All promotional materials produced for the Rotary Club of San Francisco must be reviewed for conformance with Rotary International's branding guidelines by the club's Chair of Public Image. Here are the basics of those guidelines:

Our Name

Our club's official and legal name is Rotary Club of San Francisco. That name is always correct, but not always comfortable. We are justifiably proud of the fact that we are the second oldest Rotary Club in the world, but "#2" is not part of our actual name. Be thoughtful about what your audience might hear when you refer to our club. We know what we mean when we use these terms, but not everyone else does:
 
  • San Francisco Rotary. This can be taken to be a reference to all Rotary activity in San Francisco, including all of the Rotary Clubs, Interact, Rotaract, and all provisional clubs.
  • Rotary Club of San Francisco #2. This is useful within the Rotary world to distinguish our club from other clubs with names that begin with "Rotary Club of San Francisco" (Rotary Club of San Francisco - Chinatown, Rotary Club of San Francisco - Castro, etc.). But to anyone outside of Rotary, it can be taken to mean that we are the second Rotary Club in San Francisco.
  • SF#2 is a great shorthand within District 5150. It is meaningless elsewhere.
  • Rotary #2 is meaningful to many Rotary audiences.
  • Club 2 is a great way to refer to our club in international Rotary settings, like a Rotary Convention. Note that the website address for the Rotary Club of Chicago (the only Rotary Club older than ours) is RotaryOne.org
  • Rotary can mean our specific club ("I'm on my way to a Rotary meeting.") or it can be a reference to the global Rotary enterprise ("Rotary is this close to ending polio.").
Always try to use the term that is the best one for your audience.

Our Logo

This is our official logo. It combines the Rotary "Masterbrand Signature" (the word Rotary and the Mark of Excellence, aka the Rotary Wheel) with our club name. It is uniquely ours:
 
 
This generic Rotary logo does not uniquely belong to our club. It is more a reference to the global Rotary enterprise than to our specific club:
 
 
Whenever they are used, these two logo must have clear space around them in all directions that matches the height of the "R" in the word "Rotary".
 
This is called the Rotary Mark of Excellence. It is to be used sparingly, and it must always appear near a club logo or the generic Rotary logo. It must always be larger than the wheel in the nearby logo.
 
 
Variations of these logos are available in different colors and sizes. A comprehensive set of Rotary logos, and guidelines for their use is available here.

Visual Identity

Rotary International provides a broad set of branding guidelines (warning: 56 pages!) for visual identity, including these and other logos, a color palette, and fonts.
 
A Word letterhead for our club is available here.

Language

Rotary International provides guidelines for the kind of language we should use in Rotary documents. The essential concepts are:
 
  • Use a voice that is smart, compassionate, persevering, and inspiring.
  • Our values are
    • Fellowship and Global Understanding
    • Ethics and Integrity
    • Diversity
    • Vocational Expertise, Service, and Leadership
  • Our organizing principles are:
    • Leadership
    • Engagement
    • Action
More information about this is in the lengthy branding guidelines document, and in the shorter Messaging Guide.

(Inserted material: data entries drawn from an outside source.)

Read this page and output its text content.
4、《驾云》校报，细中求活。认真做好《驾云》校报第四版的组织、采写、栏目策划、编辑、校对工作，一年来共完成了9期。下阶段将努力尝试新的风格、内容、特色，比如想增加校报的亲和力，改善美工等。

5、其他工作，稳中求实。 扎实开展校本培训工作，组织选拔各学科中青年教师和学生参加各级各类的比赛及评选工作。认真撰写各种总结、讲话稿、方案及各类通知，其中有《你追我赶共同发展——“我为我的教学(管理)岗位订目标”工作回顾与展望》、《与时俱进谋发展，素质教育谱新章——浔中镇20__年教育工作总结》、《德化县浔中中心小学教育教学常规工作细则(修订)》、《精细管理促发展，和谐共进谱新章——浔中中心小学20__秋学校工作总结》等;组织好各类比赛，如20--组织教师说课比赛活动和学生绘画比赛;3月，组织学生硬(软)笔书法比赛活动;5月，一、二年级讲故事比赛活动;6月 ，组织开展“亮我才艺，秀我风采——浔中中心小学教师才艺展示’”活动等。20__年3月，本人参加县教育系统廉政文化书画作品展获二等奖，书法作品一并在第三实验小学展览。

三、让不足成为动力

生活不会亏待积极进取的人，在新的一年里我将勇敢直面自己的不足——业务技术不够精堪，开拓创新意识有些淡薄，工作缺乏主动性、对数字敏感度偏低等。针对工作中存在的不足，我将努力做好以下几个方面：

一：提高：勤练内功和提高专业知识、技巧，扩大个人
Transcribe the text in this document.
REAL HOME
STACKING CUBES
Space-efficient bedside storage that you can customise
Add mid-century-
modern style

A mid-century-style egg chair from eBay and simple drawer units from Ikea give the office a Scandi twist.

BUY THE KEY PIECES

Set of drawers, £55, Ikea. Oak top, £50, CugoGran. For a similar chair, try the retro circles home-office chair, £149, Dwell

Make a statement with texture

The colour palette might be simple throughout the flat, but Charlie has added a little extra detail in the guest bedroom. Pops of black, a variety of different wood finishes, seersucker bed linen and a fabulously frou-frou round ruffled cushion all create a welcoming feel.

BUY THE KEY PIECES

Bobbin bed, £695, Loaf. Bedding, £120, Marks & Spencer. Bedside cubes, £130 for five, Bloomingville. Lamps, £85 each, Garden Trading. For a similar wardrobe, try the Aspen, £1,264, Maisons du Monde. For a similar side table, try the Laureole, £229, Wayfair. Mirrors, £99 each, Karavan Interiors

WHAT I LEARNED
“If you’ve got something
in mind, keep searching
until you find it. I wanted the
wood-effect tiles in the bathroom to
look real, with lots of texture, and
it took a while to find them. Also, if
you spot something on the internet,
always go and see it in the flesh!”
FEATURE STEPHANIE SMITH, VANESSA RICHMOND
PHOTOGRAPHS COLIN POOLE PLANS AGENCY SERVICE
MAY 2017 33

The Traditional Rotary Wheel

Whatever happened to this old friend? Why did this time-honored logo get put aside?
 
 
The main reason it has been supplanted by the new family of logos is that it doesn't include the word Rotary in a prominent way. While it's comforting to Rotarians to see that sign when driving into a new town for the first time, it not so clear to non-Rotarians that it is a reference to Rotary because the words "Rotary International" are so small.
 
Actually, it hasn't completely been retired: its use is now limited to Rotary pins.